Neuropathy is a nerve disorder. In normal circumstances, when a man is sexually aroused, a message travels through his nervous system to signal the start of an erection. For a man with neuropathy in his penis, this transmission gets disrupted and the penis does not respond in the typical way.
Experts don’t know why neuropathy occurs in diabetics. Some believe that abnormal proteins formed by high blood sugar cause the nerve damage. Blood sugar could also interfere with message transmission.
Atherosclerosis is a hardening, or thickening, of the arteries. When a man has an erection, his penis fills with blood. Arteries are a critical part of this process, as they expand in response to sexual stimulation and allow blood in. Veins constrict to keep the blood in the penis until the man ejaculates. Then, the blood flows back into the body.
Atherosclerosis makes it difficult for blood to enter the penis. Depending on how severe the condition is, the blood flow may be insufficient for an erection firm enough for sex.
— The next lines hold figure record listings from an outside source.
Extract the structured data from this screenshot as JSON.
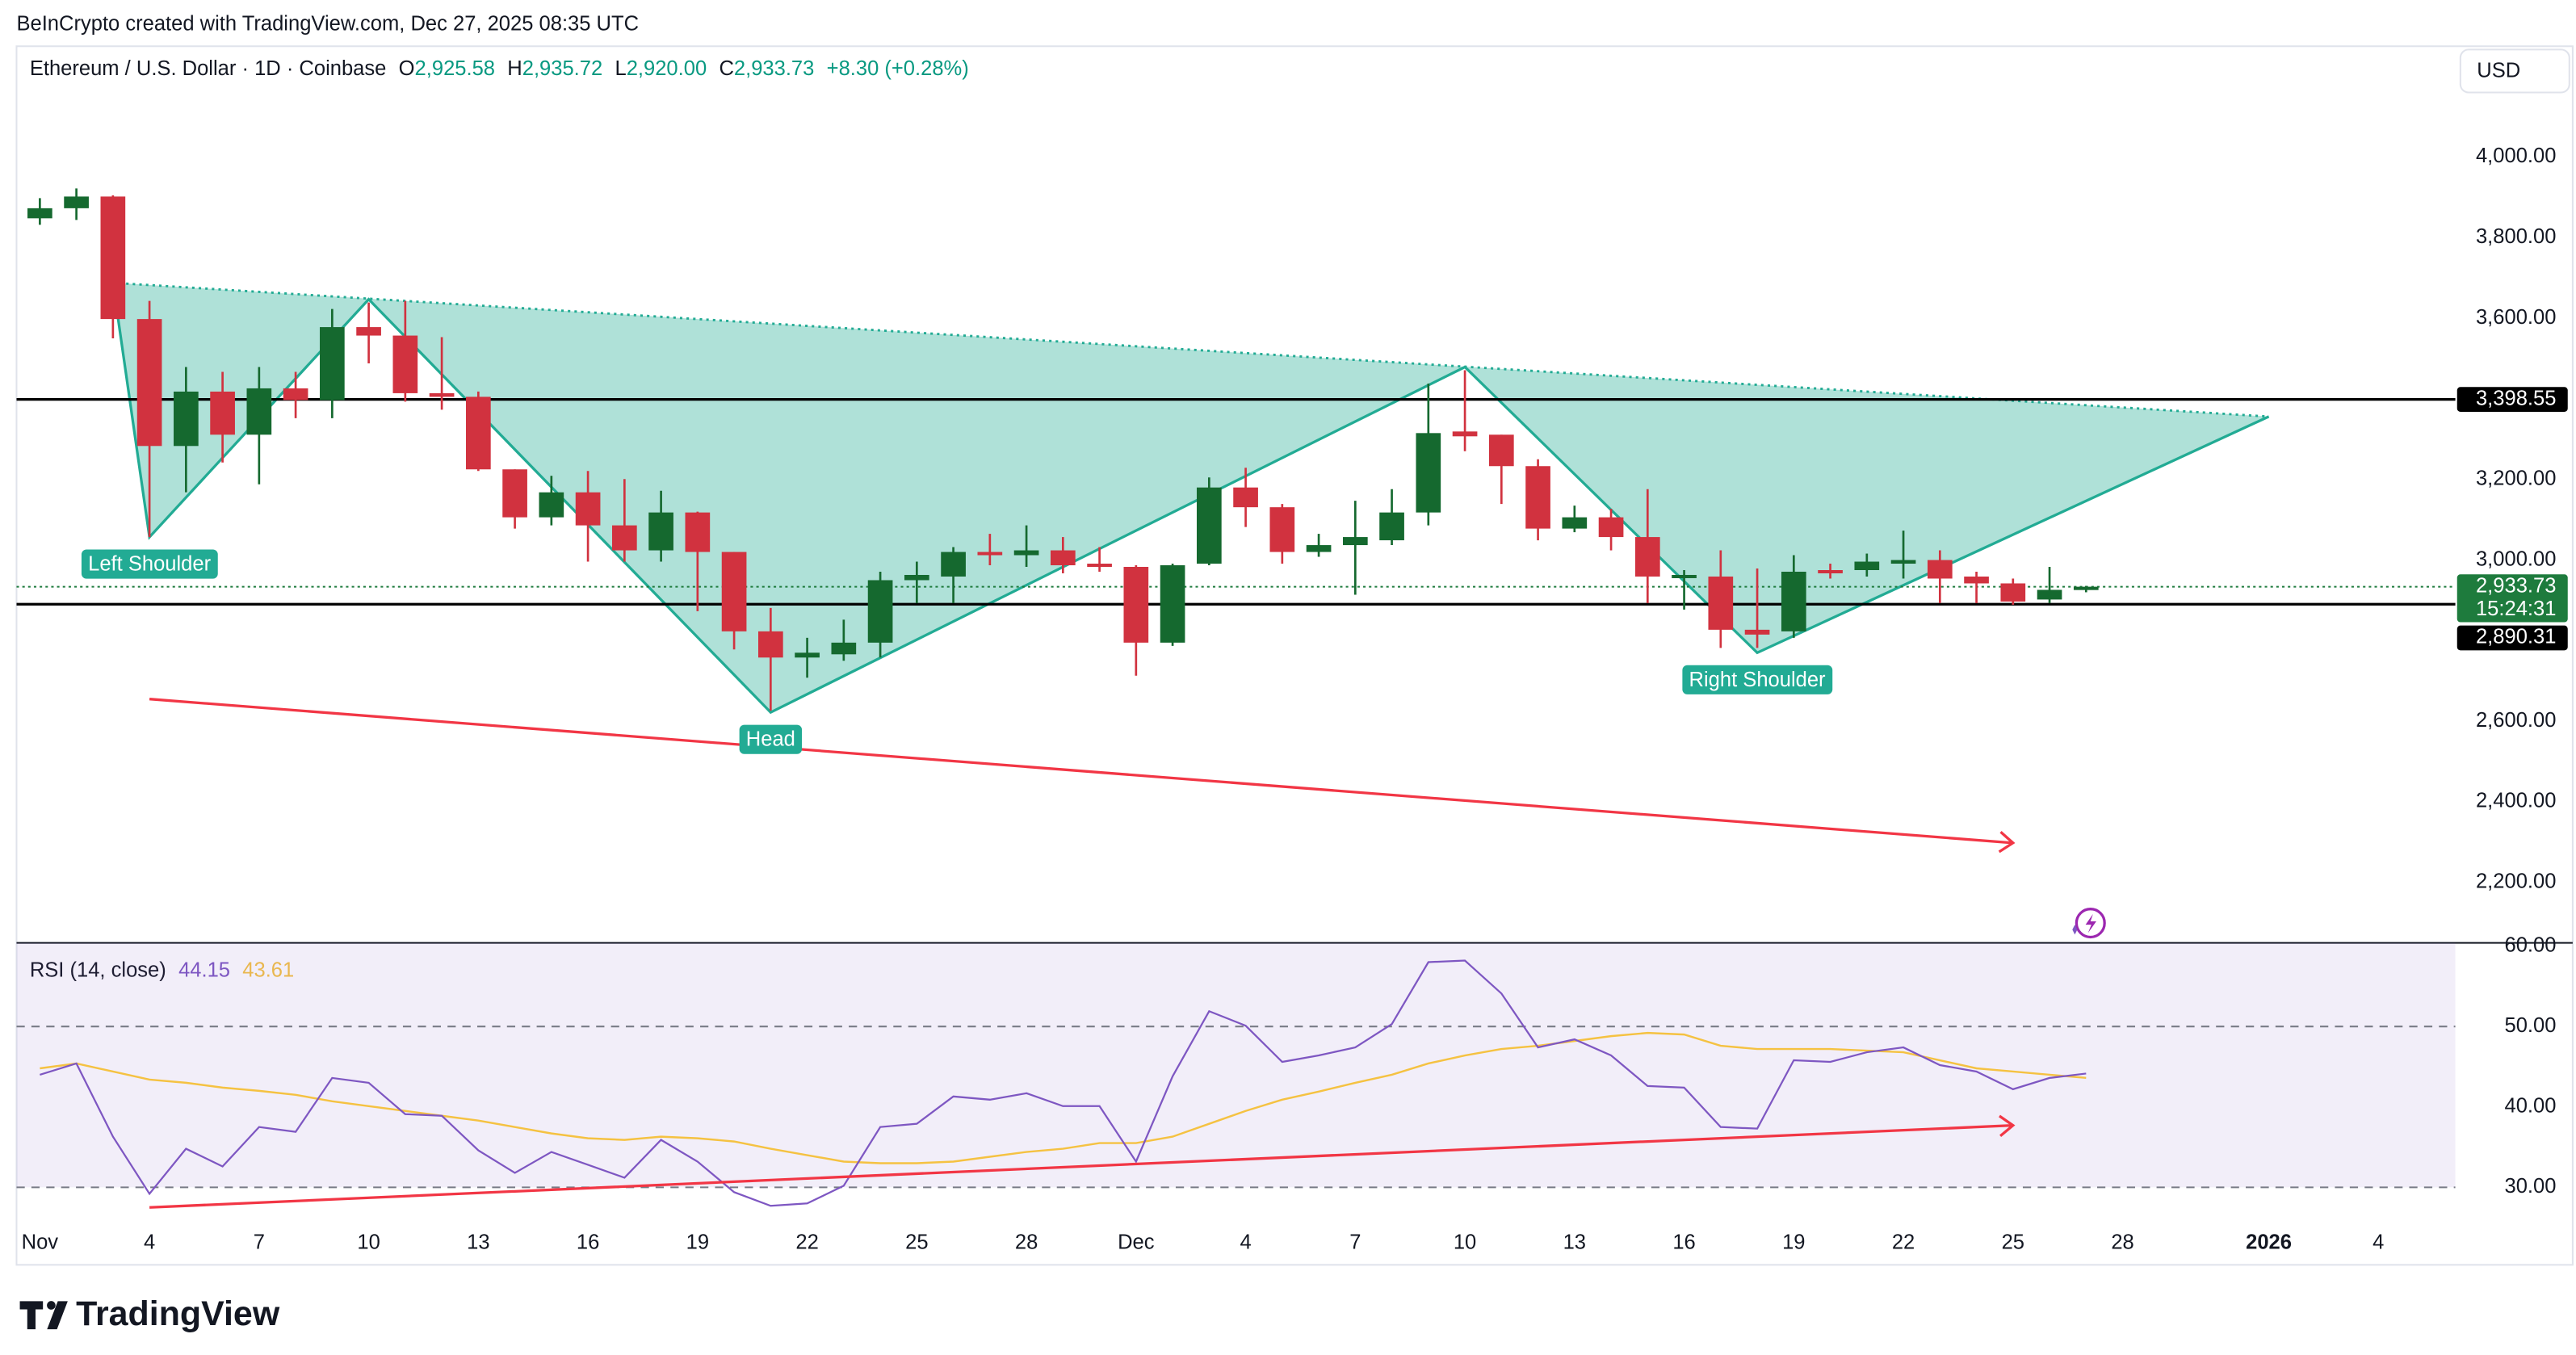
{
  "caption": "BeInCrypto created with TradingView.com, Dec 27, 2025 08:35 UTC",
  "currency": "USD",
  "logo": "TradingView",
  "chart_data": [
    {
      "type": "candlestick",
      "title": "Ethereum / U.S. Dollar · 1D · Coinbase",
      "ohlc_header": [
        {
          "key": "O",
          "text": "2,925.58"
        },
        {
          "key": "H",
          "text": "2,935.72"
        },
        {
          "key": "L",
          "text": "2,920.00"
        },
        {
          "key": "C",
          "text": "2,933.73"
        }
      ],
      "change": "+8.30 (+0.28%)",
      "up_color": "#15692f",
      "down_color": "#d1323f",
      "header_color": "#089981",
      "x": [
        "2025-11-01",
        "2025-11-02",
        "2025-11-03",
        "2025-11-04",
        "2025-11-05",
        "2025-11-06",
        "2025-11-07",
        "2025-11-08",
        "2025-11-09",
        "2025-11-10",
        "2025-11-11",
        "2025-11-12",
        "2025-11-13",
        "2025-11-14",
        "2025-11-15",
        "2025-11-16",
        "2025-11-17",
        "2025-11-18",
        "2025-11-19",
        "2025-11-20",
        "2025-11-21",
        "2025-11-22",
        "2025-11-23",
        "2025-11-24",
        "2025-11-25",
        "2025-11-26",
        "2025-11-27",
        "2025-11-28",
        "2025-11-29",
        "2025-11-30",
        "2025-12-01",
        "2025-12-02",
        "2025-12-03",
        "2025-12-04",
        "2025-12-05",
        "2025-12-06",
        "2025-12-07",
        "2025-12-08",
        "2025-12-09",
        "2025-12-10",
        "2025-12-11",
        "2025-12-12",
        "2025-12-13",
        "2025-12-14",
        "2025-12-15",
        "2025-12-16",
        "2025-12-17",
        "2025-12-18",
        "2025-12-19",
        "2025-12-20",
        "2025-12-21",
        "2025-12-22",
        "2025-12-23",
        "2025-12-24",
        "2025-12-25",
        "2025-12-26",
        "2025-12-27"
      ],
      "open": [
        3848,
        3873,
        3902,
        3598,
        3283,
        3418,
        3311,
        3426,
        3397,
        3578,
        3557,
        3414,
        3405,
        3225,
        3106,
        3168,
        3086,
        3024,
        3118,
        3020,
        2823,
        2758,
        2766,
        2795,
        2950,
        2959,
        3020,
        3012,
        3024,
        2991,
        2983,
        2795,
        2991,
        3180,
        3131,
        3020,
        3037,
        3049,
        3118,
        3319,
        3311,
        3233,
        3078,
        3106,
        3057,
        2955,
        2959,
        2827,
        2823,
        2975,
        2975,
        2991,
        3000,
        2959,
        2942,
        2902,
        2925.58
      ],
      "high": [
        3898,
        3922,
        3905,
        3643,
        3479,
        3467,
        3479,
        3467,
        3623,
        3639,
        3643,
        3553,
        3418,
        3225,
        3209,
        3221,
        3201,
        3172,
        3120,
        3020,
        2881,
        2807,
        2852,
        2971,
        2996,
        3032,
        3065,
        3086,
        3057,
        3032,
        2987,
        2991,
        3205,
        3229,
        3139,
        3065,
        3147,
        3176,
        3438,
        3471,
        3311,
        3250,
        3135,
        3127,
        3176,
        2975,
        3024,
        2979,
        3012,
        2991,
        3016,
        3073,
        3024,
        2971,
        2954,
        2983,
        2935.72
      ],
      "low": [
        3832,
        3844,
        3550,
        3057,
        3168,
        3242,
        3188,
        3352,
        3352,
        3488,
        3393,
        3373,
        3221,
        3078,
        3086,
        2996,
        2996,
        2996,
        2873,
        2778,
        2626,
        2708,
        2750,
        2758,
        2893,
        2893,
        2987,
        2983,
        2967,
        2971,
        2713,
        2787,
        2987,
        3082,
        2991,
        3008,
        2914,
        3037,
        3086,
        3270,
        3139,
        3049,
        3069,
        3024,
        2893,
        2877,
        2782,
        2782,
        2807,
        2954,
        2959,
        2954,
        2893,
        2893,
        2889,
        2893,
        2920
      ],
      "close": [
        3873,
        3902,
        3598,
        3283,
        3418,
        3311,
        3426,
        3397,
        3578,
        3557,
        3414,
        3405,
        3225,
        3106,
        3168,
        3086,
        3024,
        3118,
        3020,
        2823,
        2758,
        2770,
        2795,
        2950,
        2963,
        3020,
        3012,
        3024,
        2987,
        2983,
        2795,
        2987,
        3180,
        3131,
        3020,
        3037,
        3057,
        3118,
        3315,
        3307,
        3233,
        3078,
        3106,
        3057,
        2959,
        2963,
        2827,
        2815,
        2971,
        2967,
        2996,
        3000,
        2954,
        2942,
        2897,
        2926,
        2933.73
      ],
      "xlim": [
        "2025-10-31",
        "2026-01-06"
      ],
      "xticks": [
        {
          "value": "2025-11-01",
          "label": "Nov"
        },
        {
          "value": "2025-11-04",
          "label": "4"
        },
        {
          "value": "2025-11-07",
          "label": "7"
        },
        {
          "value": "2025-11-10",
          "label": "10"
        },
        {
          "value": "2025-11-13",
          "label": "13"
        },
        {
          "value": "2025-11-16",
          "label": "16"
        },
        {
          "value": "2025-11-19",
          "label": "19"
        },
        {
          "value": "2025-11-22",
          "label": "22"
        },
        {
          "value": "2025-11-25",
          "label": "25"
        },
        {
          "value": "2025-11-28",
          "label": "28"
        },
        {
          "value": "2025-12-01",
          "label": "Dec"
        },
        {
          "value": "2025-12-04",
          "label": "4"
        },
        {
          "value": "2025-12-07",
          "label": "7"
        },
        {
          "value": "2025-12-10",
          "label": "10"
        },
        {
          "value": "2025-12-13",
          "label": "13"
        },
        {
          "value": "2025-12-16",
          "label": "16"
        },
        {
          "value": "2025-12-19",
          "label": "19"
        },
        {
          "value": "2025-12-22",
          "label": "22"
        },
        {
          "value": "2025-12-25",
          "label": "25"
        },
        {
          "value": "2025-12-28",
          "label": "28"
        },
        {
          "value": "2026-01-01",
          "label": "2026"
        },
        {
          "value": "2026-01-04",
          "label": "4"
        }
      ],
      "ylim": [
        2050,
        4275
      ],
      "yticks": [
        {
          "value": 4000,
          "label": "4,000.00"
        },
        {
          "value": 3800,
          "label": "3,800.00"
        },
        {
          "value": 3600,
          "label": "3,600.00"
        },
        {
          "value": 3400,
          "label": "3,400.00"
        },
        {
          "value": 3200,
          "label": "3,200.00"
        },
        {
          "value": 3000,
          "label": "3,000.00"
        },
        {
          "value": 2800,
          "label": "2,800.00"
        },
        {
          "value": 2600,
          "label": "2,600.00"
        },
        {
          "value": 2400,
          "label": "2,400.00"
        },
        {
          "value": 2200,
          "label": "2,200.00"
        }
      ],
      "grid": false,
      "price_lines": [
        {
          "value": 3398.55,
          "label": "3,398.55"
        },
        {
          "value": 2890.31,
          "label": "2,890.31"
        }
      ],
      "price_line_color": "#000000",
      "last_price": {
        "value": 2933.73,
        "label": "2,933.73",
        "countdown": "15:24:31",
        "color": "#1e7b3d"
      },
      "pattern": {
        "color": "#22ab94",
        "x": [
          "2025-11-03",
          "2025-11-04",
          "2025-11-10",
          "2025-11-21",
          "2025-12-10",
          "2025-12-18",
          "2026-01-01"
        ],
        "values": [
          3688,
          3057,
          3647,
          2622,
          3479,
          2770,
          3356
        ],
        "labels": [
          null,
          "Left Shoulder",
          null,
          "Head",
          null,
          "Right Shoulder",
          null
        ]
      },
      "arrows": [
        {
          "x": [
            "2025-11-04",
            "2025-12-25"
          ],
          "values": [
            2655,
            2298
          ],
          "color": "#f23645"
        }
      ]
    },
    {
      "type": "line",
      "title": "RSI (14, close)",
      "band": [
        30,
        70
      ],
      "band_color": "#7e57c2",
      "levels": [
        50,
        30
      ],
      "ylim": [
        25.7,
        60.4
      ],
      "yticks": [
        {
          "value": 60,
          "label": "60.00"
        },
        {
          "value": 50,
          "label": "50.00"
        },
        {
          "value": 40,
          "label": "40.00"
        },
        {
          "value": 30,
          "label": "30.00"
        }
      ],
      "series": [
        {
          "color": "#7e57c2",
          "values": [
            44.0,
            45.4,
            36.3,
            29.2,
            34.8,
            32.6,
            37.5,
            36.9,
            43.6,
            43.0,
            39.1,
            38.9,
            34.6,
            31.8,
            34.4,
            32.8,
            31.2,
            35.9,
            33.2,
            29.4,
            27.7,
            28.0,
            30.2,
            37.5,
            37.9,
            41.3,
            40.9,
            41.7,
            40.1,
            40.1,
            33.2,
            43.8,
            51.9,
            50.1,
            45.6,
            46.4,
            47.4,
            50.3,
            58.0,
            58.2,
            54.1,
            47.4,
            48.4,
            46.4,
            42.6,
            42.4,
            37.5,
            37.3,
            45.8,
            45.6,
            46.8,
            47.4,
            45.2,
            44.4,
            42.2,
            43.6,
            44.15
          ]
        },
        {
          "color": "#f5c242",
          "values": [
            44.8,
            45.4,
            44.4,
            43.4,
            43.0,
            42.4,
            42.0,
            41.5,
            40.7,
            40.1,
            39.5,
            38.9,
            38.3,
            37.5,
            36.7,
            36.1,
            35.9,
            36.3,
            36.1,
            35.7,
            34.8,
            34.0,
            33.2,
            33.0,
            33.0,
            33.2,
            33.8,
            34.4,
            34.8,
            35.5,
            35.5,
            36.3,
            37.9,
            39.5,
            40.9,
            41.9,
            43.0,
            44.0,
            45.4,
            46.4,
            47.2,
            47.6,
            48.2,
            48.8,
            49.2,
            49.0,
            47.6,
            47.2,
            47.2,
            47.2,
            47.0,
            46.8,
            45.8,
            44.8,
            44.4,
            44.0,
            43.61
          ]
        }
      ],
      "arrows": [
        {
          "x": [
            "2025-11-04",
            "2025-12-25"
          ],
          "values": [
            27.5,
            37.7
          ],
          "color": "#f23645"
        }
      ]
    }
  ]
}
Venous leak occurs when veins are unable to keep enough blood in the penis for a suitable erection. As noted above, a firm erection results when blood flows into the penis. Veins normally constrict to keep the blood inside until the man ejaculates. A venous leak prevents blood from staying in the penis. Instead, blood leaks back into the body and the erection fails to stay rigid.
Venous leak is often caused by problems with smooth muscle tissue, which needs to relax for a good erection to occur. Studies have shown that many diabetic men have less smooth muscle content and that this tissue does not always relax properly.
Low testosterone is another common problem for diabetic men. Testosterone is a sex hormone that affects a man’s sex drive. Testosterone deficiency can lead to erectile dysfunction.